I am sure there are could be more added to my list. Of course every company and every position is different. You'll have to figure out what makes sense in your situation.
Hopefully it gives you some ideas. Good luck learning your system(s).
- Check out the source code and look at how the codebase is laid out. i.e., the directory names. This often gives me an understanding of what is vendor code or third-party dependencies, test, and 'core' source code.
- How to build the product, and what artifacts are produced. This will tell you a lot about where to start looking.
- Take a small bug where further information is requested to help triage/solve the bug. This could be reproducing the issue by clicking around or performing a workflow by issuing commands, or rooting through logs and database entries to ascertain the state of the system. This is often an instructive exercise because it requires that you understand how the system is deployed, which is always a good thing to know, and how to troubleshoot an area that you know little about, which you will often be called upon to do. Reading the logs gives you a pretty good idea of the system initialization sequence, particularly in a cloud product. Ditto with looking at the core metrics or example traces of the system. Traces, if available, instantly lay bare a 30000 ft view of the system before you.

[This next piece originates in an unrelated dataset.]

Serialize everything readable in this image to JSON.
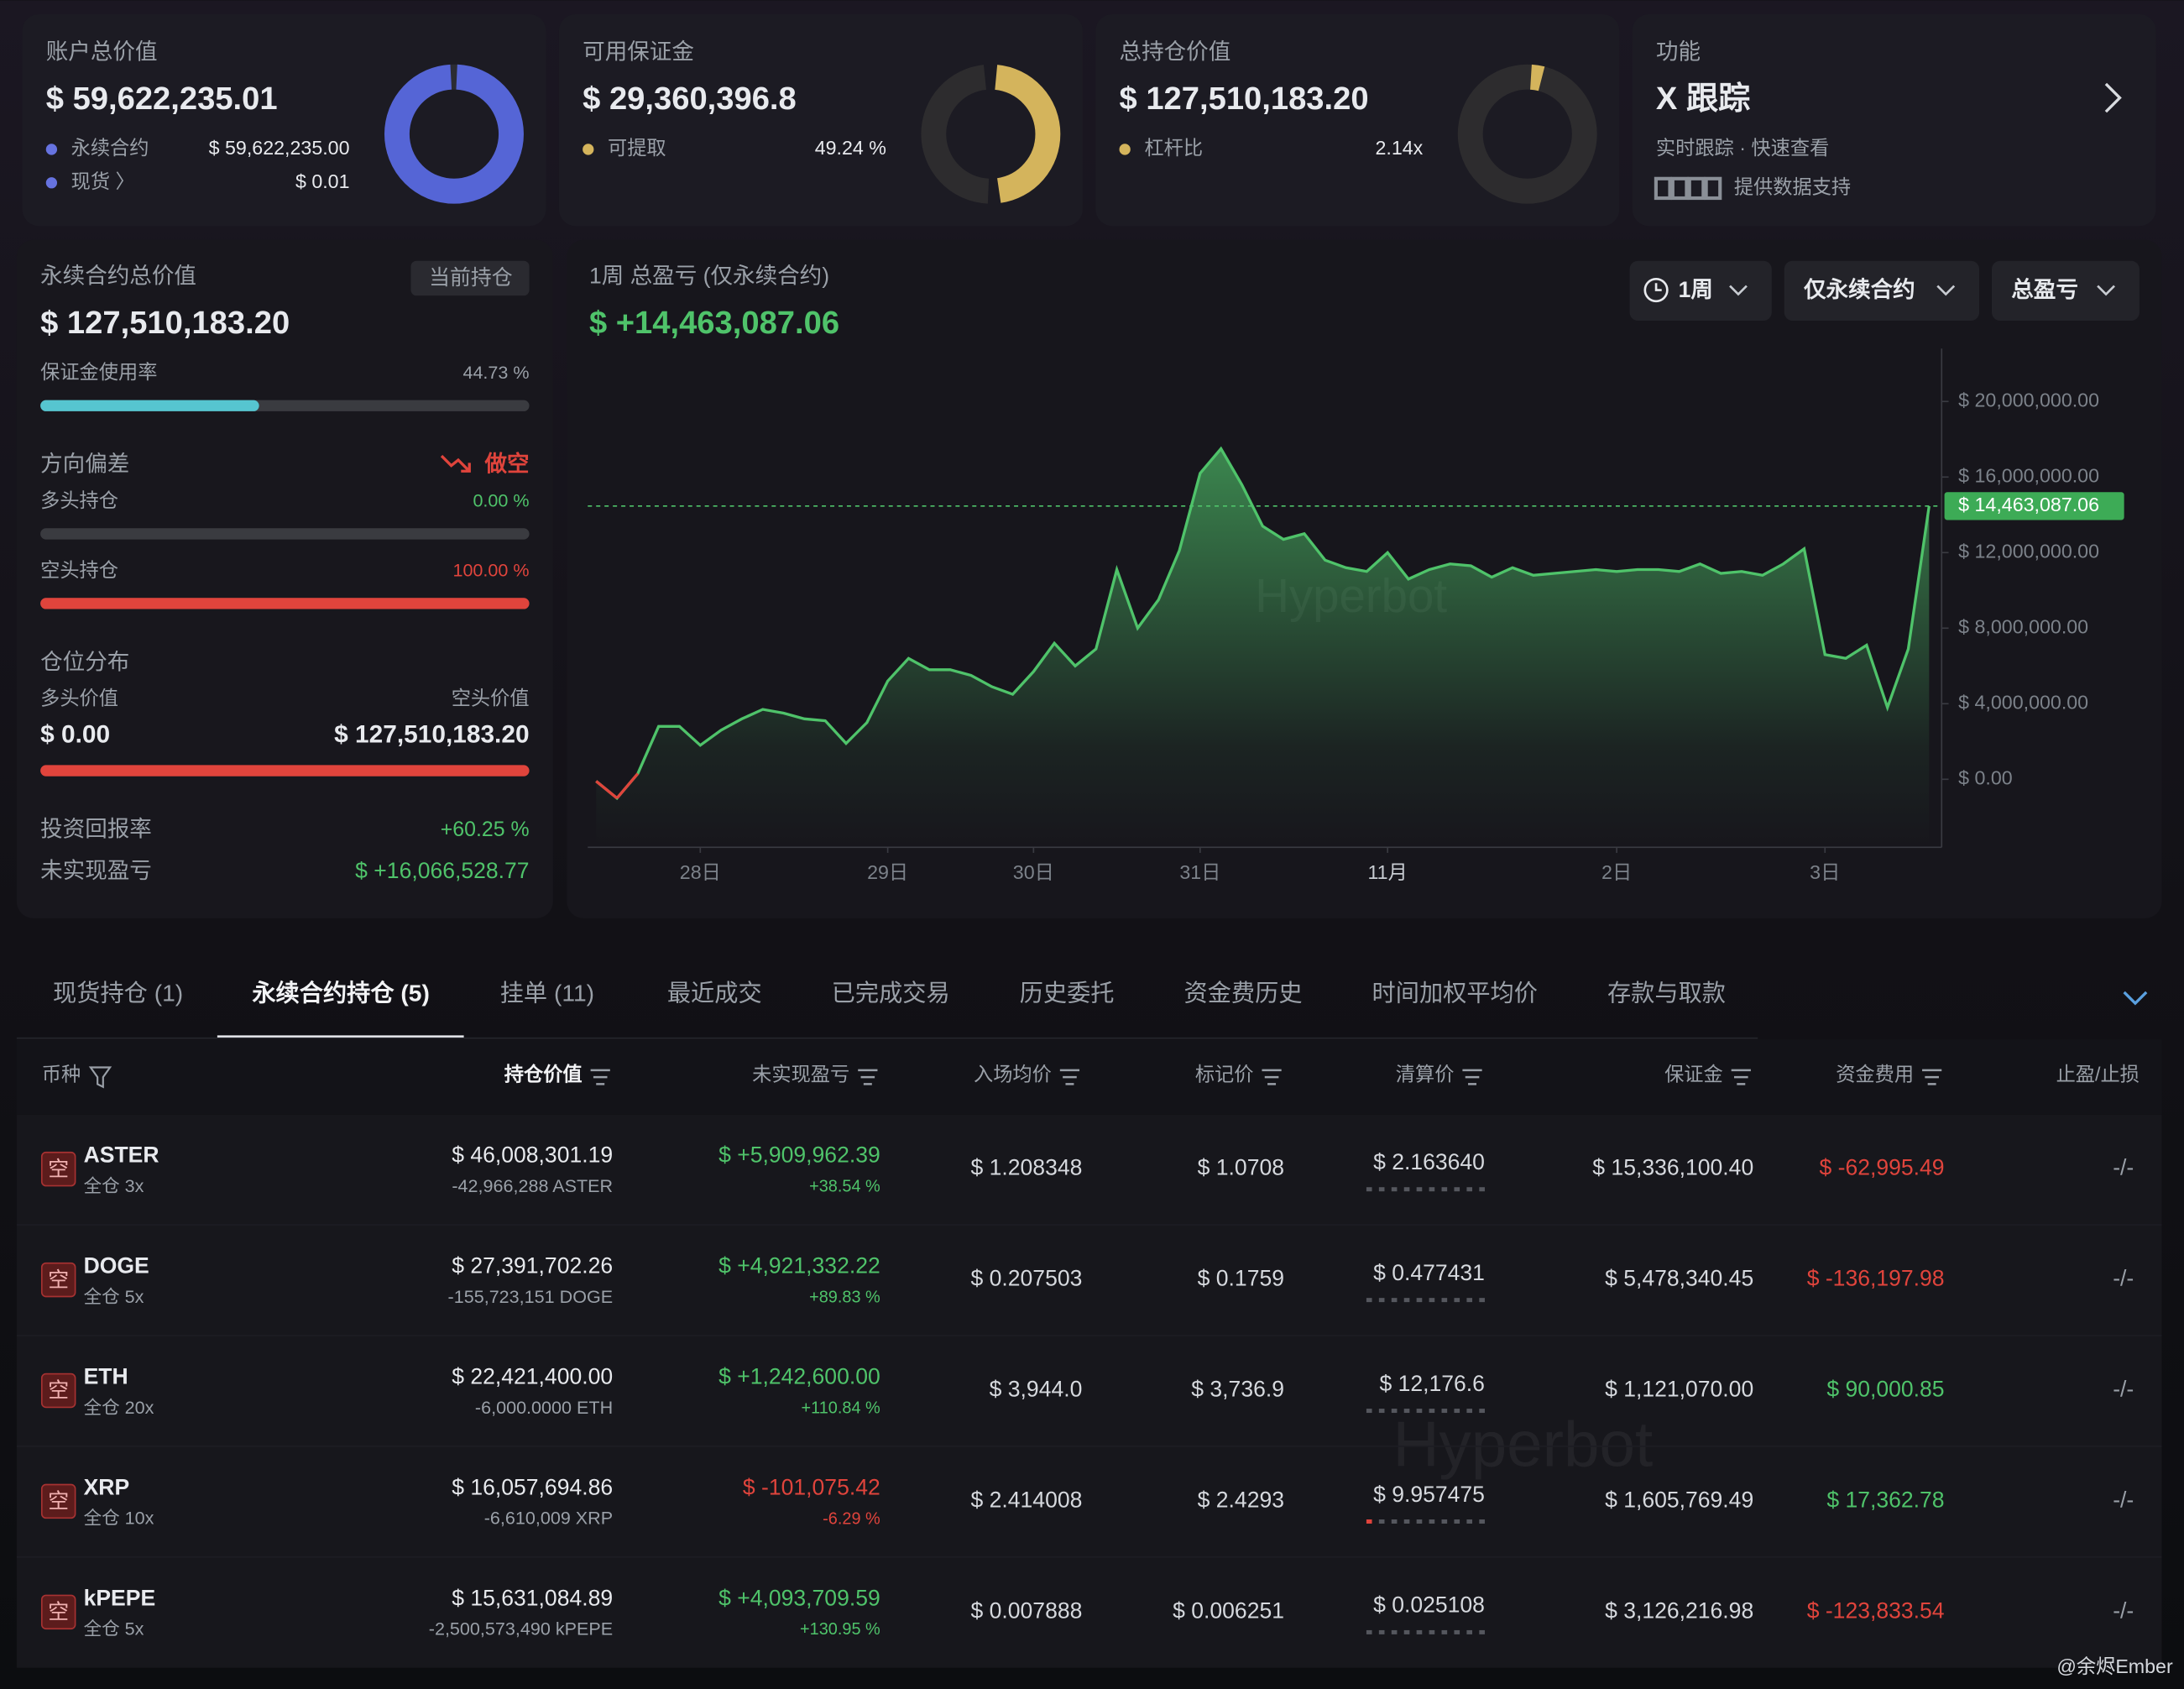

- For web apps, the router file. There is usually a file that contains various route definitions and the entrypoints to them. This is a great start for figuring out what links to what. Something basic like a simple GET of a collection or a health check is a great way to get your feet wet.
- For web apps and others that use a database, the database schema. Often I just do a COUNT(*) of tables and look at the schema tables that contain the largest number of entries.
- Unit Tests. For a particular functional area, these are an excellent aid to understanding what the expectations are and how they are tested. I also write unit tests for areas that do not have them as a way to get familiar with the codebase.
- Results of Smoke Test and Integration Test runs. These often give you a bigger picture idea of what the system does in relation to others that surround it, and the major 'compartments' of the system as it were.
- Fixing bugs of varying complexity. This is an excellent way to instantly get familiar with building, testing, code reviewing, and putting through standard precommit testing your change. The change itself is incidental; the things that you learn during this process will help you get productive quickly.
- Writing small features that are very self-contained and interact with one or two areas of the system. This helps you understand a few system areas inside-out, and you can slowly grow your understanding of the system by doing features that touch newer areas that you'd like to know.